О ноги Смаглия терлась Полундра. Авроровцы с ветками еще не возвратились. Было сумеречно. Лейтенант, подражая комбату, "прокручивал" минувший день: стрельбы по закрытым целям прошли нормально; Яковлев наводил орудие неплохо, правда, не хватает быстроты реакции – надо потренировать; приходила Антонина Павлушкина...
Эх, доктор, доктор! Она появилась на пятом орудии днем, переговорила со старшиной Кукушкиным и заспешила на шестое орудие, к Доценке. Смаглий как раз вышел из землянки, однако Павлушкина, сделав вид, что не замечает его, быстро зашагала по тропинке. Она явно избегала его.
С первой встречи в их отношениях возникла напряженность. Павлушкина называла Смаглия по-уставному: "товарищ лейтенант", он обращался к ней не по-военному: "доктор". Язык не поворачивался сказать: "товарищ старший военфельдшер". Уж очень синими были глаза, очень ладно сидел безупречно сшитый китель, пшенично-золотые волосы так живописно сворачивались в кольца, что нестерпимо хотелось коснуться хоть одного колечка. Вообще появление молодой женщины в мужском коллективе было и неожиданно и будоражаще. Все, что говорила Антонина Павлушкина, не вязалось с ее нежным обликом, а говорила она скованно-официально:
– На орудии больных нет? Жалоб нет? Выделите, согласно приказу по батарее, боевого санитара, чтобы прошел обучение. Ко мне вопросы есть?
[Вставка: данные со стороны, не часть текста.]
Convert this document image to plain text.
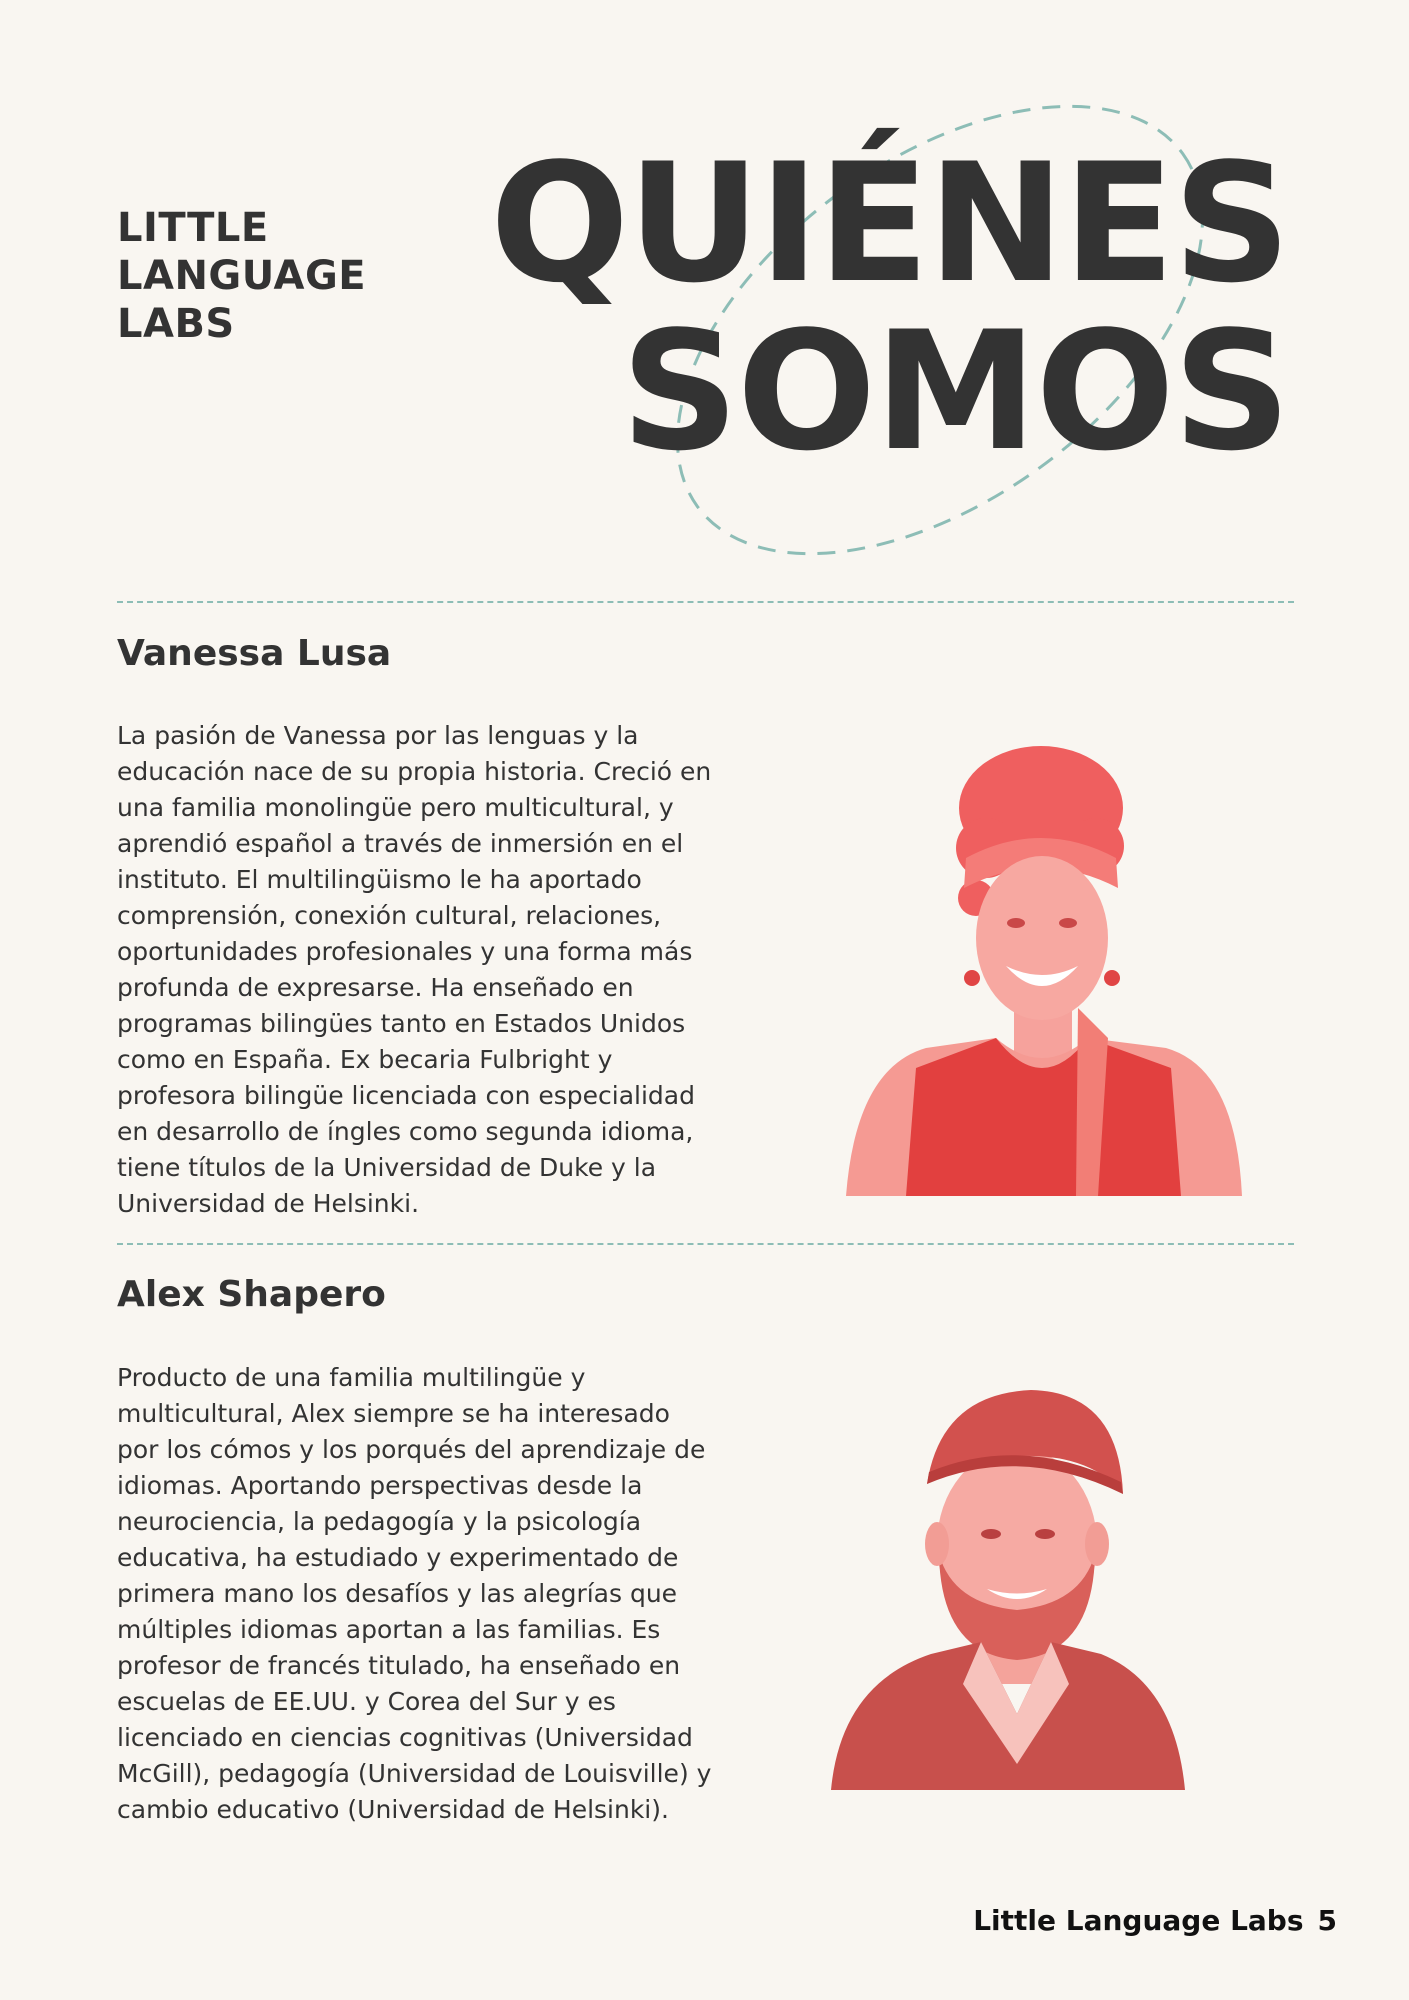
LITTLE
LANGUAGE
LABS
QUIÉNES
SOMOS
Vanessa Lusa

La pasión de Vanessa por las lenguas y la educación nace de su propia historia. Creció en una familia monolingüe pero multicultural, y aprendió español a través de inmersión en el instituto. El multilingüismo le ha aportado comprensión, conexión cultural, relaciones, oportunidades profesionales y una forma más profunda de expresarse. Ha enseñado en programas bilingües tanto en Estados Unidos como en España. Ex becaria Fulbright y profesora bilingüe licenciada con especialidad en desarrollo de íngles como segunda idioma, tiene títulos de la Universidad de Duke y la Universidad de Helsinki.

Alex Shapero

Producto de una familia multilingüe y multicultural, Alex siempre se ha interesado por los cómos y los porqués del aprendizaje de idiomas. Aportando perspectivas desde la neurociencia, la pedagogía y la psicología educativa, ha estudiado y experimentado de primera mano los desafíos y las alegrías que múltiples idiomas aportan a las familias. Es profesor de francés titulado, ha enseñado en escuelas de EE.UU. y Corea del Sur y es licenciado en ciencias cognitivas (Universidad McGill), pedagogía (Universidad de Louisville) y cambio educativo (Universidad de Helsinki).

Little Language Labs 5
Она почти не подымала глаз, выдавая свое смущение; с трудом уговорили ее пообедать. Она и ела подчеркнуто-сдержанно, словно за день не успела проголодаться.
Каламбур Смаглия, касавшийся клятвы Гиппократа и сегодняшних военных медиков, Павлушкина пропустила мимо ушей, поблагодарила за обед и заметила:
– Не забудьте сделать крышку для колодца. Лето – время кишечно-желудочных заболеваний.
Эта скованность, этот официальный тон, эти "кишечно-желудочные заболевания" – все казалось Смаглию защитной реакцией, крайним смущением. Он догадывался – за внешней оболочкой спрятано совсем иное...
Последующие встречи – мимолетные и торопливые – мало чем отличались от первой. Но вот дней пять назад зазвонил телефон. Смаглий по выговору узнал белоруса Илью Чистопьянова, который передал несколько распоряжений Иванова. Сообщив все, что у него было, очевидно, записано на бумажке, Чистопьянов сказал:
– А таперь с вами будет говорить доктор.
После чистопьяновского "таперь" и переданного открытым текстом "доктор", послышался женский голос:
– Товарищ "Охотник", здравствуйте! Говорит "Ольга". "Олень" приказал мне сдать стрельбу из нагана и винтовки. Когда вы сможете принять?
Все командиры сдавали стрельбу Иванову. Павлушкина в тот день ездила в Ораниенбаум за медикаментами. Ничего удивительного не было в том, что комбат направил доктора к нему, Смаглию: во-первых, его орудие ближе, чем другие, к стрельбищу; во-вторых, Иванов по училищу знал: Смаглий не раз завоевывал первенство в самых трудных состязаниях.
Они встретились близ Кирхгофских высот. Вверху среди зелени одиноко белела невысокая церквушка с колоколенкой. Внизу разместилось стрельбище. Собственно, стрельбищем называлась обыкновенная травянистая поляна, упиравшаяся в скат высоты. У ската лежали фанерные щиты с наклеенными мишенями.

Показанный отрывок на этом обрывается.